Неутомимо держался только Бебин сосед, главбух неизвестного провинциального производства. Этот чертов главбух вставал в шесть часов утра, дул для начала зеленый чай, затем клал на стол папку и вслух начинал читать свои бумаги: «От шестого восьмого шестьдесят шестого. В ответ на наш тридцать два дробь семь сообщаем…» Проклятый канцелярщик так и читал, как пишется: «шестого восьмого…»
От всего этого хотелось запить, кануть в темную бездну. Но Беба держался.
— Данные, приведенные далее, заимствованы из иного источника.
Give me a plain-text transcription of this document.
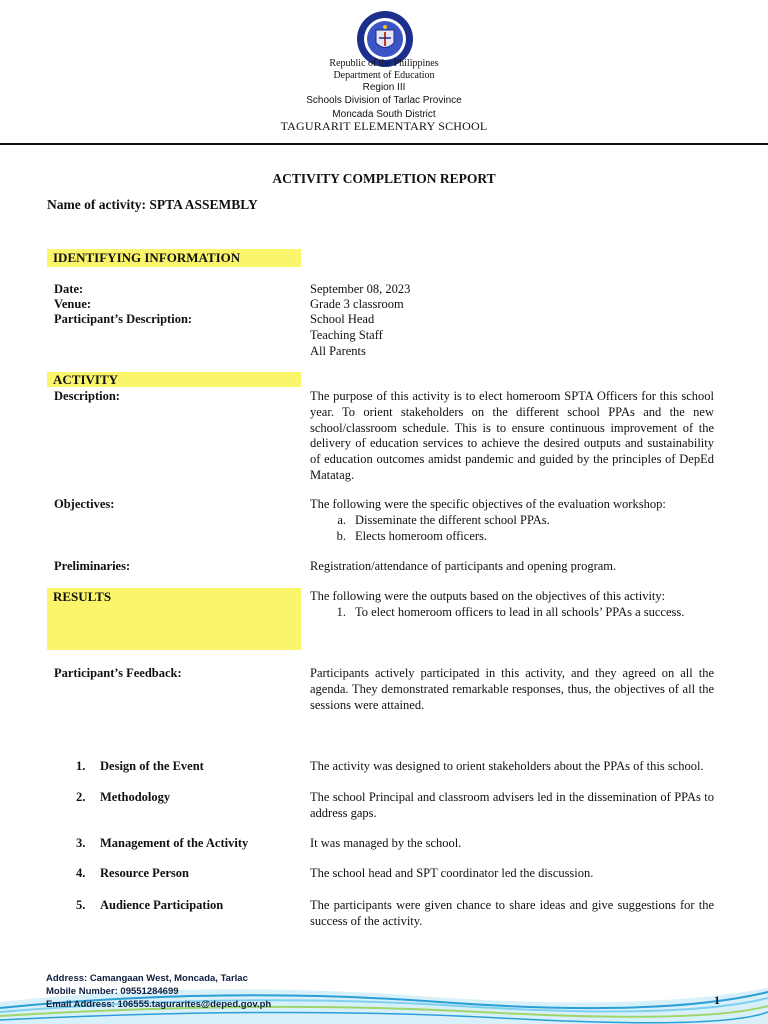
Republic of the Philippines
Department of Education
Region III
Schools Division of Tarlac Province
Moncada South District
TAGURARIT ELEMENTARY SCHOOL
ACTIVITY COMPLETION REPORT
Name of activity: SPTA ASSEMBLY
IDENTIFYING INFORMATION
Date:	September 08, 2023
Venue:	Grade 3 classroom
Participant’s Description:	School Head
Teaching Staff
All Parents
ACTIVITY
Description:	The purpose of this activity is to elect homeroom SPTA Officers for this school year. To orient stakeholders on the different school PPAs and the new school/classroom schedule. This is to ensure continuous improvement of the delivery of education services to achieve the desired outputs and sustainability of education outcomes amidst pandemic and guided by the principles of DepEd Matatag.
Objectives:	The following were the specific objectives of the evaluation workshop:
a. Disseminate the different school PPAs.
b. Elects homeroom officers.
Preliminaries:	Registration/attendance of participants and opening program.
RESULTS	The following were the outputs based on the objectives of this activity:
1. To elect homeroom officers to lead in all schools’ PPAs a success.
Participant’s Feedback:	Participants actively participated in this activity, and they agreed on all the agenda. They demonstrated remarkable responses, thus, the objectives of all the sessions were attained.
1. Design of the Event	The activity was designed to orient stakeholders about the PPAs of this school.
2. Methodology	The school Principal and classroom advisers led in the dissemination of PPAs to address gaps.
3. Management of the Activity	It was managed by the school.
4. Resource Person	The school head and SPT coordinator led the discussion.
5. Audience Participation	The participants were given chance to share ideas and give suggestions for the success of the activity.
Address: Camangaan West, Moncada, Tarlac
Mobile Number: 09551284699
Email Address: 106555.tagurarites@deped.gov.ph	1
Ухо востро и хвост пистолетом. «Учись, солдат, свой труп носить, учись висеть в петле…» — так произнес поэт.
В этом городе все говорили про хлопок. Радио говорило про хлопок, газеты писали о нем же, и гостиничный люд в брезентовых сапогах, когда переходил на русский, толковал тоже про хлопок. Базарная толпа состояла из людей в халатах. Халатники, Беба это видел, знали физический труд не по книжкам. Редким и случайным казалось в толпе халатов белое пятно рубахи интеллигента или сарафан приезжей туристки.
24
Жить окончательно не хотелось. Беба спустился вниз, в ресторан, взял карточку. Меню делилось на разделы, отпечатанные типографски.